Vanbinnen
Dimitri Leue over kunst
De immer enthousiaste Dimitri Leue staat niet alleen op het podium, maar gaat samen met zijn kinderen ook naar andere voorstellingen of tentoonstellingen kijken. In het maartnummer van ons magazine liet hij de kunstfilosoof in zichzelf los.
Tekst: Dimitri Leue
We worden dezer dagen verwend. Grote exposities van grote namen. Ik roep mijn jongste dochter erbij om te kiezen. “Waar gaan we heen?” “Naar mij,” zegt ze. Wat bedoelt ze daar nu mee? Is het iets filosofisch? Probeert ze me duidelijk te maken dat kunst niet over de kunstenaar gaat, maar over de toeschouwer, de bezoeker? Bedoelt ze dat de ontvanger belangrijker is dan de boodschapper, misschien zelfs belangrijker dan de boodschap? Heeft ze het over hoe ideeën zich in onze hoofden verplaatsen? Hoe artiesten de katalysator worden van dromen? Als kunst al ergens heengaat, dan is het naar de innerlijke wereld van de toeschouwer. De grote filosoof Koen Wauters zou zeggen: ‘Het zit vanbinnen.’ Kijk niet naar de schilderijen, kijk naar wat ze met jou doen. Verplaats je niet in het schilderij, voel de verf in jou.
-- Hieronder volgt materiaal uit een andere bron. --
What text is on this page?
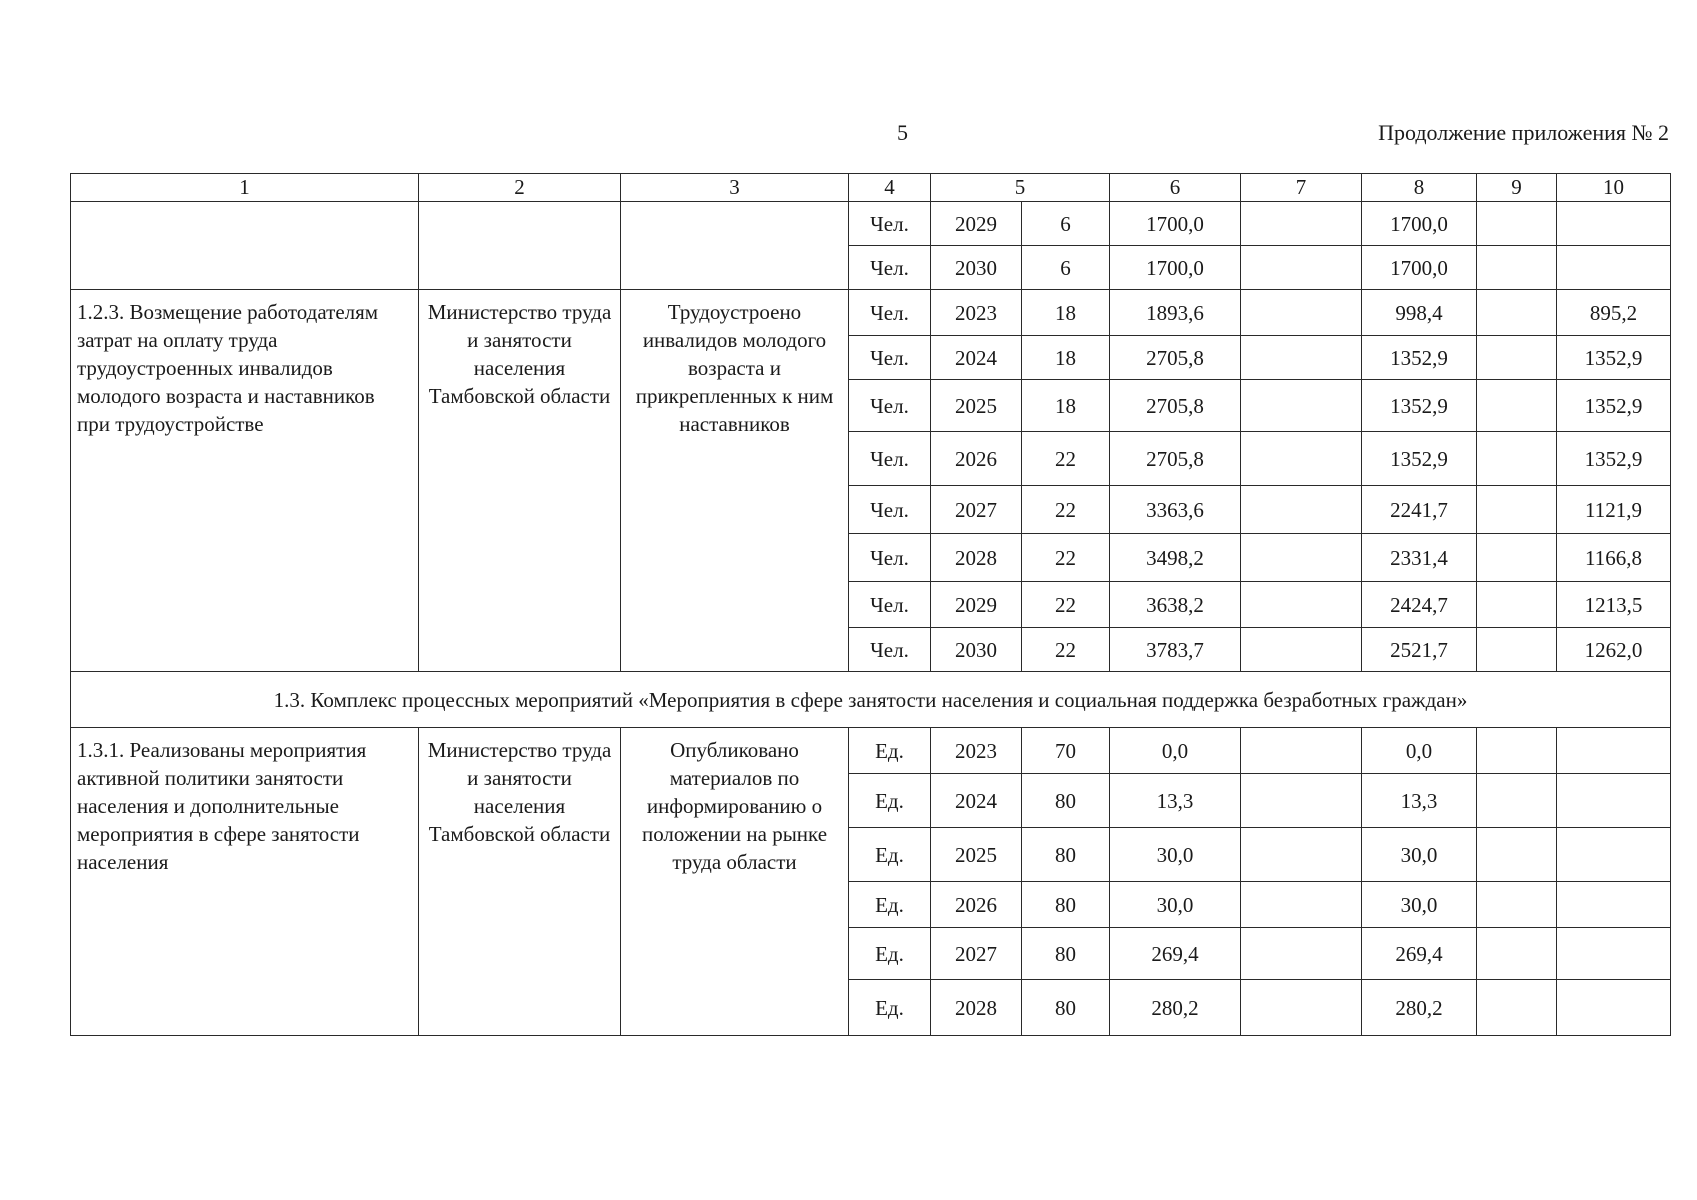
5	Продолжение приложения № 2
1	2	3	4	5		6	7	8	9	10
			Чел.	2029	6	1700,0		1700,0		
			Чел.	2030	6	1700,0		1700,0		
1.2.3. Возмещение работодателям затрат на оплату труда трудоустроенных инвалидов молодого возраста и наставников при трудоустройстве	Министерство труда и занятости населения Тамбовской области	Трудоустроено инвалидов молодого возраста и прикрепленных к ним наставников	Чел.	2023	18	1893,6		998,4		895,2
			Чел.	2024	18	2705,8		1352,9		1352,9
			Чел.	2025	18	2705,8		1352,9		1352,9
			Чел.	2026	22	2705,8		1352,9		1352,9
			Чел.	2027	22	3363,6		2241,7		1121,9
			Чел.	2028	22	3498,2		2331,4		1166,8
			Чел.	2029	22	3638,2		2424,7		1213,5
			Чел.	2030	22	3783,7		2521,7		1262,0
1.3. Комплекс процессных мероприятий «Мероприятия в сфере занятости населения и социальная поддержка безработных граждан»										
1.3.1. Реализованы мероприятия активной политики занятости населения и дополнительные мероприятия в сфере занятости населения	Министерство труда и занятости населения Тамбовской области	Опубликовано материалов по информированию о положении на рынке труда области	Ед.	2023	70	0,0		0,0		
			Ед.	2024	80	13,3		13,3		
			Ед.	2025	80	30,0		30,0		
			Ед.	2026	80	30,0		30,0		
			Ед.	2027	80	269,4		269,4		
			Ед.	2028	80	280,2		280,2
Maar misschien is haar antwoord simpelweg de kinderlijke reactie van een zevenjarige die het niet over kunst wil hebben, maar over zichzelf. Die mijn onverdeelde aandacht wil. In plaats van onze gedeelde aandacht voor het artistieke werk van anderen. “Welk beeld spreekt je het meest aan?” vraag ik. Ze kijkt lang naar de olifanten op stelten. Op mijn gsm zoek ik alvast de praktische info over de tentoonstelling van Dalí. “Dit beeld spreekt mij niet aan. Ik kijk er al zeker vijf minuten naar. Het zegt me niets.” Weer verwart ze me. Als je vijf minuten naar een beeld kijkt, spreekt het je net wel aan, toch? Bedoelt ze nu gewoon dat een beeld niet kan spreken? Begrijpt ze de figuurlijke betekenis van aanspreken niet? “Vind je het mooi?” “Mooie olifanten kunnen vliegen,” zegt ze heel overtuigd.
Als kunst al ergens heengaat, dan is het naar de innerlijke wereld van de toeschouwer.
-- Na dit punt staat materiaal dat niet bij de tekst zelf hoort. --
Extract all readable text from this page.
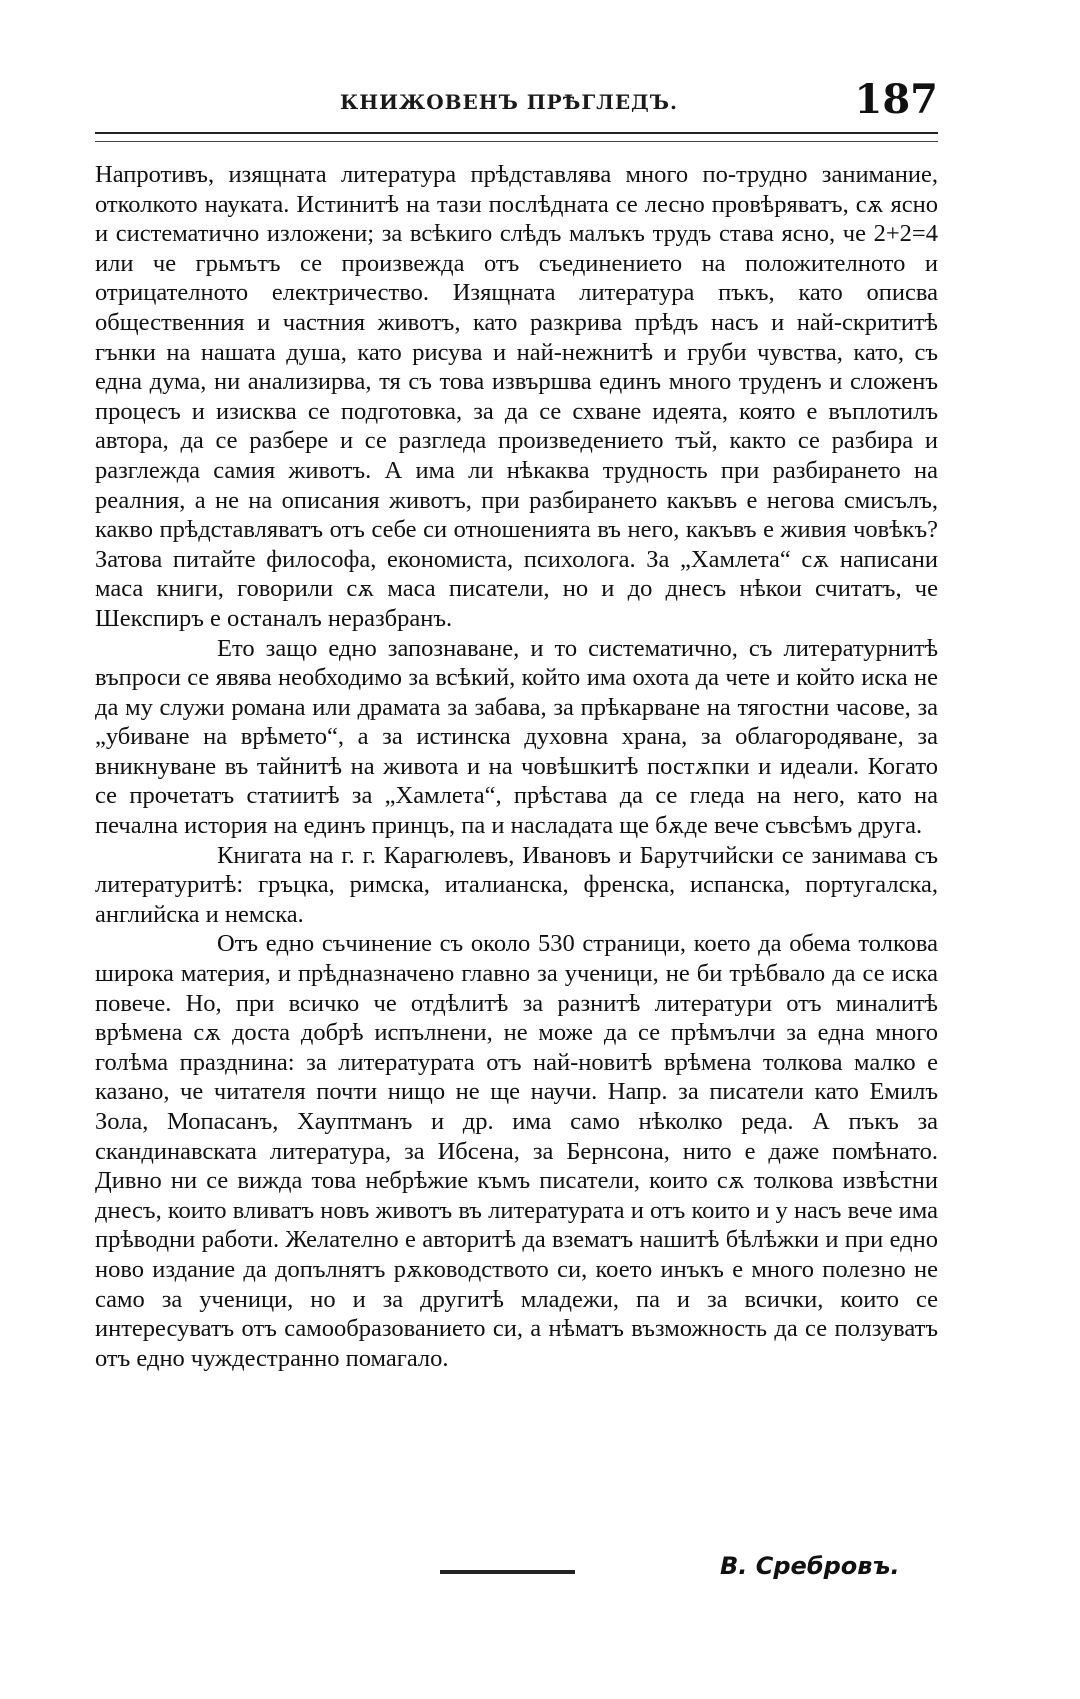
КНИЖОВЕНЪ ПРѢГЛЕДЪ.	187

Напротивъ, изящната литература прѣдставлява много по-трудно занимание, отколкото науката. Истинитѣ на тази послѣдната се лесно провѣряватъ, сѫ ясно и систематично изложени; за всѣкиго слѣдъ малъкъ трудъ става ясно, че 2+2=4 или че грьмътъ се произвежда отъ съединението на положителното и отрицателното електричество. Изящната литература пъкъ, като описва общественния и частния животъ, като разкрива прѣдъ насъ и най-скрититѣ гънки на нашата душа, като рисува и най-нежнитѣ и груби чувства, като, съ една дума, ни анализирва, тя съ това извършва единъ много труденъ и сложенъ процесъ и изисква се подготовка, за да се схване идеята, която е въплотилъ автора, да се разбере и се разгледа произведението тъй, както се разбира и разглежда самия животъ. А има ли нѣкаква трудность при разбирането на реалния, а не на описания животъ, при разбирането какъвъ е негова смисълъ, какво прѣдставляватъ отъ себе си отношенията въ него, какъвъ е живия човѣкъ? Затова питайте философа, економиста, психолога. За „Хамлета“ сѫ написани маса книги, говорили сѫ маса писатели, но и до днесъ нѣкои считатъ, че Шекспиръ е останалъ неразбранъ.

Ето защо едно запознаване, и то систематично, съ литературнитѣ въпроси се явява необходимо за всѣкий, който има охота да чете и който иска не да му служи романа или драмата за забава, за прѣкарване на тягостни часове, за „убиване на врѣмето“, а за истинска духовна храна, за облагородяване, за вникнуване въ тайнитѣ на живота и на човѣшкитѣ постѫпки и идеали. Когато се прочетатъ статиитѣ за „Хамлета“, прѣстава да се гледа на него, като на печална история на единъ принцъ, па и насладата ще бѫде вече съвсѣмъ друга.

Книгата на г. г. Карагюлевъ, Ивановъ и Барутчийски се занимава съ литературитѣ: гръцка, римска, италианска, френска, испанска, португалска, английска и немска.

Отъ едно съчинение съ около 530 страници, което да обема толкова широка материя, и прѣдназначено главно за ученици, не би трѣбвало да се иска повече. Но, при всичко че отдѣлитѣ за разнитѣ литератури отъ миналитѣ врѣмена сѫ доста добрѣ испълнени, не може да се прѣмълчи за една много голѣма празднина: за литературата отъ най-новитѣ врѣмена толкова малко е казано, че читателя почти нищо не ще научи. Напр. за писатели като Емилъ Зола, Мопасанъ, Хауптманъ и др. има само нѣколко реда. А пъкъ за скандинавската литература, за Ибсена, за Бернсона, нито е даже помѣнато. Дивно ни се вижда това небрѣжие къмъ писатели, които сѫ толкова извѣстни днесъ, които вливатъ новъ животъ въ литературата и отъ които и у насъ вече има прѣводни работи. Желателно е авторитѣ да взематъ нашитѣ бѣлѣжки и при едно ново издание да допълнятъ рѫководството си, което инъкъ е много полезно не само за ученици, но и за другитѣ младежи, па и за всички, които се интересуватъ отъ самообразованието си, а нѣматъ възможность да се ползуватъ отъ едно чуждестранно помагало.

В. Сребровъ.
Ik duw haar een foto van Stephan Vanfleteren onder de neus. “Wat denk je hiervan?” “Jammer.” Ik bekijk de foto en denk dat ze het jammer vindt dat de zwaan dood is. “Voor de zwaan?” “Nee, voor de foto. We hebben toch ook een foto van opa die leeft aan de muur.” Daar heb ik geen verhaal tegen. Ik hoorde Vanfleteren zelf op de radio vertellen dat er vroeger foto’s werden gemaakt van de doden. Dat die tijd voorbij is, dat we nu niet meer kunnen omgaan met onze vergankelijkheid. En dat een foto net dat is, het stilzetten van de tijd.
“Dit vind ik leuk.” Ze wijst naar de aankondiging van de tentoonstelling van Keith Haring. Mannetjes die elkaar vastpakken en een lamp. Nog een echte gloeilamp. Uit de tijd toen het gat in de ozonlaag belangrijker was dan de opwarming van de aarde. Ik toon haar nog wat beelden van Keith Haring. Ze geraakt helemaal in de ban van die gekke mannetjes en die streepjes. Ik trek mijn jas al aan, loop nog even terug naar de living en zie hoe ze aan haar bureautje tekeningen zit te maken. Gekke mannetjes en strepen, veel kleur. Ik besluit mijn jas weer weg te hangen. Vandaag gaan we niet naar de kunst. De kunst komt naar ons – of toch naar haar.